Jak informuje dziennik Kommiersant pod znakiem zapytania jest rozegranie spotkań piłkarskich w Kaliningradzie podczas mistrzostw świata w piłce nożnej w 2018 roku. A szkoda, bo do Kaliningradu mamy blisko.
Jak informuje gazeta z listy miast gospodarzy ma wypaść Wołgograd i Kaliningrad. Taką informację – jak podaje gazeta – przekazał prezydentowi Federacji Rosyjskiej Sepp Blatter, szef FIFA. Początkowo planowano, że mecze Pucharu Świata odbędą się w 11 miastach w Rosji na dwunastu stadionach.
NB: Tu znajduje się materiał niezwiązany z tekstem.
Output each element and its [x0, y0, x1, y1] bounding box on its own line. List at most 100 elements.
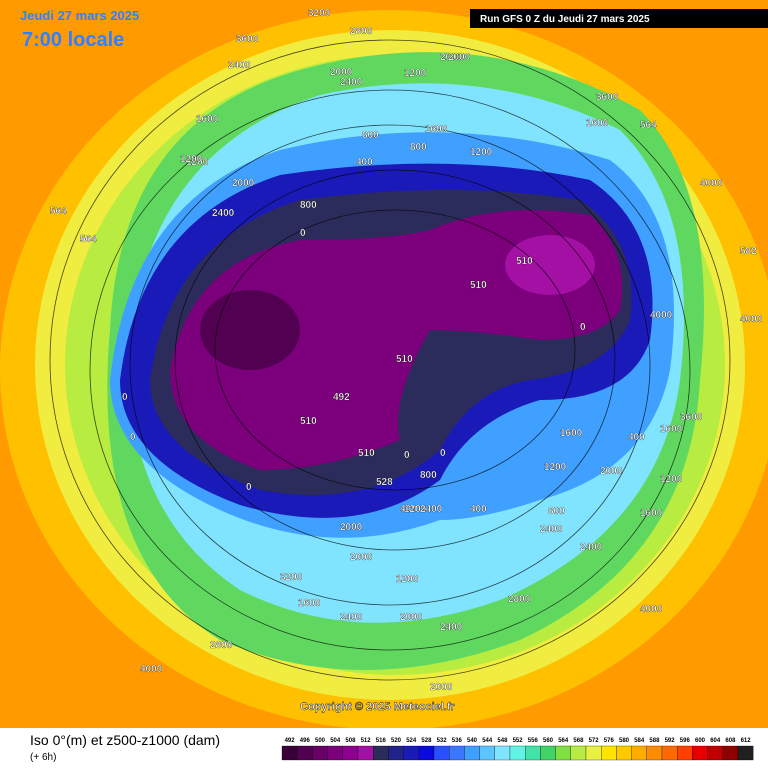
- scale-swatch: [707, 745, 723, 761]
- run-box: [470, 9, 768, 28]
- scale-label: 512: [361, 738, 372, 744]
- scale-label: 592: [665, 738, 676, 744]
- scale-label: 612: [741, 738, 752, 744]
- scale-swatch: [418, 745, 435, 761]
- scale-swatch: [540, 745, 556, 761]
- scale-label: 504: [330, 738, 341, 744]
- contour-label: 3200: [280, 572, 303, 583]
- scale-label: 508: [345, 738, 356, 744]
- scale-label: 580: [619, 738, 630, 744]
- scale-label: 532: [437, 738, 448, 744]
- contour-label: 800: [362, 130, 379, 141]
- contour-label: 1200: [470, 147, 493, 158]
- contour-label: 0: [122, 392, 128, 403]
- scale-swatch: [509, 745, 526, 761]
- scale-label: 596: [680, 738, 691, 744]
- contour-label: 0: [440, 448, 446, 459]
- contour-label: 2000: [340, 522, 363, 533]
- contour-label: 510: [300, 416, 317, 427]
- contour-label: 1200: [544, 462, 567, 473]
- contour-label: 2400: [228, 60, 251, 71]
- contour-label: 3200: [308, 8, 331, 19]
- contour-label: 2400: [580, 542, 603, 553]
- contour-label: 2400: [340, 612, 363, 623]
- contour-label: 1200: [180, 154, 203, 165]
- contour-label: 1200: [404, 68, 427, 79]
- contour-label: 1600: [640, 508, 663, 519]
- scale-label: 604: [710, 738, 721, 744]
- map: [0, 0, 768, 730]
- contour-label: 1200: [404, 504, 427, 515]
- contour-label: 2800: [350, 26, 373, 37]
- contour-label: 3600: [596, 92, 619, 103]
- date: Jeudi 27 mars 2025: [20, 8, 139, 23]
- contour-label: 2000: [400, 612, 423, 623]
- contour-label: 1200: [396, 574, 419, 585]
- contour-label: 4000: [740, 314, 763, 325]
- contour-label: 492: [333, 392, 350, 403]
- contour-label: 0: [580, 322, 586, 333]
- scale-swatch: [494, 745, 511, 761]
- scale-swatch: [297, 745, 313, 761]
- contour-label: 1200: [186, 157, 209, 168]
- scale-swatch: [692, 745, 708, 761]
- scale-swatch: [677, 745, 693, 761]
- legend-title: Iso 0°(m) et z500-z1000 (dam): [30, 732, 220, 748]
- contour-label: 3600: [236, 34, 259, 45]
- map-labels: 3200280024003600240020001600120020001600…: [50, 8, 763, 693]
- scale-swatch: [327, 745, 343, 761]
- contour-label: 4000: [650, 310, 673, 321]
- scale-label: 524: [406, 738, 417, 744]
- scale-swatch: [403, 745, 419, 761]
- contour-label: 2400: [540, 524, 563, 535]
- contour-label: 2400: [440, 622, 463, 633]
- contour-label: 2000: [448, 52, 471, 63]
- contour-label: 510: [470, 280, 487, 291]
- contour-label: 2000: [232, 178, 255, 189]
- contour-label: 1600: [586, 118, 609, 129]
- contour-label: 1600: [425, 124, 448, 135]
- contour-label: 1600: [660, 424, 683, 435]
- contour-label: 582: [740, 246, 757, 257]
- scale-label: 584: [634, 738, 645, 744]
- contour-label: 2800: [508, 594, 531, 605]
- scale-label: 548: [497, 738, 508, 744]
- scale-label: 576: [604, 738, 615, 744]
- scale-swatch: [661, 745, 678, 761]
- contour-label: 1600: [298, 598, 321, 609]
- scale-swatch: [646, 745, 663, 761]
- scale-label: 588: [649, 738, 660, 744]
- contour-label: 4000: [700, 178, 723, 189]
- contour-label: 2400: [420, 504, 443, 515]
- contour-label: 400: [356, 157, 373, 168]
- scale-swatch: [373, 745, 389, 761]
- contour-label: 4000: [140, 664, 163, 675]
- contour-label: 2000: [430, 682, 453, 693]
- contour-label: 2400: [212, 208, 235, 219]
- scale-label: 568: [573, 738, 584, 744]
- scale-swatch: [342, 745, 359, 761]
- contour-label: 510: [516, 256, 533, 267]
- scale-swatch: [585, 745, 602, 761]
- contour-label: 2800: [210, 640, 233, 651]
- scale-swatch: [388, 745, 404, 761]
- scale-swatch: [449, 745, 465, 761]
- run-label: Run GFS 0 Z du Jeudi 27 mars 2025: [480, 14, 650, 25]
- scale-label: 536: [452, 738, 463, 744]
- scale-label: 544: [482, 738, 493, 744]
- contour-label: 2400: [340, 77, 363, 88]
- scale-swatch: [631, 745, 647, 761]
- scale-label: 552: [513, 738, 524, 744]
- scale-label: 528: [421, 738, 432, 744]
- scale-swatch: [616, 745, 632, 761]
- contour-label: 2000: [330, 67, 353, 78]
- scale-swatch: [722, 745, 739, 761]
- scale-swatch: [570, 745, 587, 761]
- scale-swatch: [281, 745, 298, 761]
- contour-label: 1200: [660, 474, 683, 485]
- contour-label: 800: [410, 142, 427, 153]
- contour-label: 1600: [196, 114, 219, 125]
- scale-swatch: [433, 745, 450, 761]
- contour-label: 2000: [600, 466, 623, 477]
Aby to było wykonalne Rosjanie planują budowę stadionów w Niżnym Nowogrodzie, Rostowie nad Donem, Kaliningradzie, Wołgogradzie, Jekaterynburgu, Samarze i Sarańsku (mecze mają być rozgrywane także na gotowych stadionach w Moskwie, Sankt Petersburgu, Soczi i Kazaniu).
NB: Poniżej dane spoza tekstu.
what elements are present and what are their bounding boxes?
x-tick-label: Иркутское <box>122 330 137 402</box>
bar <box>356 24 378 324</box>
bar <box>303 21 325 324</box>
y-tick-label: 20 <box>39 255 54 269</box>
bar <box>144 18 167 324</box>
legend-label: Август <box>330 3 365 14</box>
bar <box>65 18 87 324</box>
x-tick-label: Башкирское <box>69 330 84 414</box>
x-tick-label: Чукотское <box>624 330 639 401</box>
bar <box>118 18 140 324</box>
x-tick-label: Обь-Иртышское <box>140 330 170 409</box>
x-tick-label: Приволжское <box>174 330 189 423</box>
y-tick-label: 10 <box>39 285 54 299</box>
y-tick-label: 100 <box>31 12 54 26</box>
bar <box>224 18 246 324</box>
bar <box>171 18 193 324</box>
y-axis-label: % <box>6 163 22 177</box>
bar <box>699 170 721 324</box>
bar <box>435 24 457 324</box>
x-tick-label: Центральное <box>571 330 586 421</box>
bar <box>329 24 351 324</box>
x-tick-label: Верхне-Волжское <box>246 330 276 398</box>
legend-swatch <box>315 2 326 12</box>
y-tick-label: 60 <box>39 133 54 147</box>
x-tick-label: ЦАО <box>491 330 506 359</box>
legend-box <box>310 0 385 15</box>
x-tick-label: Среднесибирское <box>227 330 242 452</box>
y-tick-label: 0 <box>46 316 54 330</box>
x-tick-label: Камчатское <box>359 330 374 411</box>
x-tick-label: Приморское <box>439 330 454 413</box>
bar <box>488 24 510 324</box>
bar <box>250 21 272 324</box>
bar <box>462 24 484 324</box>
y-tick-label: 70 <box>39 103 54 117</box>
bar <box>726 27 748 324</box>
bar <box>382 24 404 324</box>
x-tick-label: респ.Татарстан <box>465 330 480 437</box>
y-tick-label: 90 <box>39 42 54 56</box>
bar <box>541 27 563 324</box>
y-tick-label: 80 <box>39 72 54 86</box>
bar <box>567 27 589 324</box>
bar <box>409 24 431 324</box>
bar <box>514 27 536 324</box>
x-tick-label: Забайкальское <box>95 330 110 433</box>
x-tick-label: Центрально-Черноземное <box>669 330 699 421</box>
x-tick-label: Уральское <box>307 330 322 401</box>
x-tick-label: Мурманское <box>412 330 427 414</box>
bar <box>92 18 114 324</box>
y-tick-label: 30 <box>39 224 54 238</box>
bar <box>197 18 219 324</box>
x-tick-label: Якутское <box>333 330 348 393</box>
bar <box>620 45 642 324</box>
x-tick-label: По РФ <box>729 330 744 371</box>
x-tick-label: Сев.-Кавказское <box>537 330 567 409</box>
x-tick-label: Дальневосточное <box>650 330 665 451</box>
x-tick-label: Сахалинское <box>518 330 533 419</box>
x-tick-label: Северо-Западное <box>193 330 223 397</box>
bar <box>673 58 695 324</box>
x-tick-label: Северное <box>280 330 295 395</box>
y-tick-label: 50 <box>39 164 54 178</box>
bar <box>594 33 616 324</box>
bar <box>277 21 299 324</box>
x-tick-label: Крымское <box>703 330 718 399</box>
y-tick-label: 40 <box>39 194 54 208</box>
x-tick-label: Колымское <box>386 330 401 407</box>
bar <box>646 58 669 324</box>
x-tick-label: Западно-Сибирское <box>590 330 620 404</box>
Na budowę siedmiu nowych stadionów Rosja przeznaczy 100 miliardów rubli, choć i to może nie być wystarczające, bo miasta – gospodarze już narzekają, że koszty budów są zaniżone. I to – w ocenie Kommiersanta – może być przyczyną rezygnacji z Kaliningradu. Choć nie powinno być to problemem w myśl zasady „zastaw się a postaw się”, bo organizując igrzyska zimowe w Soczi Rosjanie kilkakrotnie przekroczyli budżet, płacąc za nie 51 miliardów dolarów. Okazuje się, że to najdroższe igrzyska w historii!
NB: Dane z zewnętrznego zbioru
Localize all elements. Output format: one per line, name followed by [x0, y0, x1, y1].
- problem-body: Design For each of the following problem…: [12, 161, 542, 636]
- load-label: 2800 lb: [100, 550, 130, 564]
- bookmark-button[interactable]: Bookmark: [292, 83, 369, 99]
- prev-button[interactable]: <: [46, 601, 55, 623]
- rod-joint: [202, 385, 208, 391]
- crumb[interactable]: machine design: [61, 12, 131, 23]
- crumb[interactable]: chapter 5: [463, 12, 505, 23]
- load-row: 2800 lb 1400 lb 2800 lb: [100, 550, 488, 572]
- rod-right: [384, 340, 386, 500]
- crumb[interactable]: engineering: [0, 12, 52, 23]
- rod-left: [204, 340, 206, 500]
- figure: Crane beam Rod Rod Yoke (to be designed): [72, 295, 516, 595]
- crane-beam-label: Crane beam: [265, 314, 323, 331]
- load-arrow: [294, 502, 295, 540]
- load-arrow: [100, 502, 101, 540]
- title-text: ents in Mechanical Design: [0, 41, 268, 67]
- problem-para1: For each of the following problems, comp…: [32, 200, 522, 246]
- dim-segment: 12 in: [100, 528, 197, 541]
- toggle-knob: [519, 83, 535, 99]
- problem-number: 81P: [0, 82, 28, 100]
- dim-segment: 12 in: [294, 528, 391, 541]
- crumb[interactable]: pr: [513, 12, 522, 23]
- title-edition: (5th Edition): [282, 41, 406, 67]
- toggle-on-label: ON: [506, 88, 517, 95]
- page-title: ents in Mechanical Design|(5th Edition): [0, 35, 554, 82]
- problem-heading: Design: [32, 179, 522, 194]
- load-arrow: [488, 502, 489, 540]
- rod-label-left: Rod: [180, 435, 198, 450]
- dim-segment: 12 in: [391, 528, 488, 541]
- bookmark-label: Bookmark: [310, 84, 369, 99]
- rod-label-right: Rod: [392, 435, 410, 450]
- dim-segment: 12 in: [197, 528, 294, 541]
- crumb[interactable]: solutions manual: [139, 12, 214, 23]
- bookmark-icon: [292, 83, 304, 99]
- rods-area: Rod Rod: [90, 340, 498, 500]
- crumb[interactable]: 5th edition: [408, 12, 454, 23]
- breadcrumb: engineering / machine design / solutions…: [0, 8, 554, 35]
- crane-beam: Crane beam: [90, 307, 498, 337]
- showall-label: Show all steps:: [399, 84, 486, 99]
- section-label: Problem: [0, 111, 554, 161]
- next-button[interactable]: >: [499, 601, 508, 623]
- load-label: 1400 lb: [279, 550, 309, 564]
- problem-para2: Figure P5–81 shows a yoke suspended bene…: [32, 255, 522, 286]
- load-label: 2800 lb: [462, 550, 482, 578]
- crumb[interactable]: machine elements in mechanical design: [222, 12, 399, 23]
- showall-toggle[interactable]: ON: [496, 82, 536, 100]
Mistrzostwa Świata w Rosji odbędą się w 2018 roku. Mieszkańcy regionu, korzystając z ułatwień wizowych w postaci umowy o małym ruchu granicznym, mieliby szansę obejrzeć mistrzostwa w Kaliningradzie, bez ponoszenia dodatkowych kosztów. Być może jednak i regulacje wizowe nie będą problemem i Rosja otworzy swoje granice dla kibiców piłkarskich, tak jak zrobiła to w tym roku reżimowa Białoruś, pozwalając na wjazd bezwizowy na mistrzostwa świata w hokeju na lodzie. Wystarczyło tylko przedstawić bilet na spotkanie.
Ostateczna decyzja o tym, czy Kaliningrad będzie gościł najlepszych piłkarzy ma zapaść we wrześniu.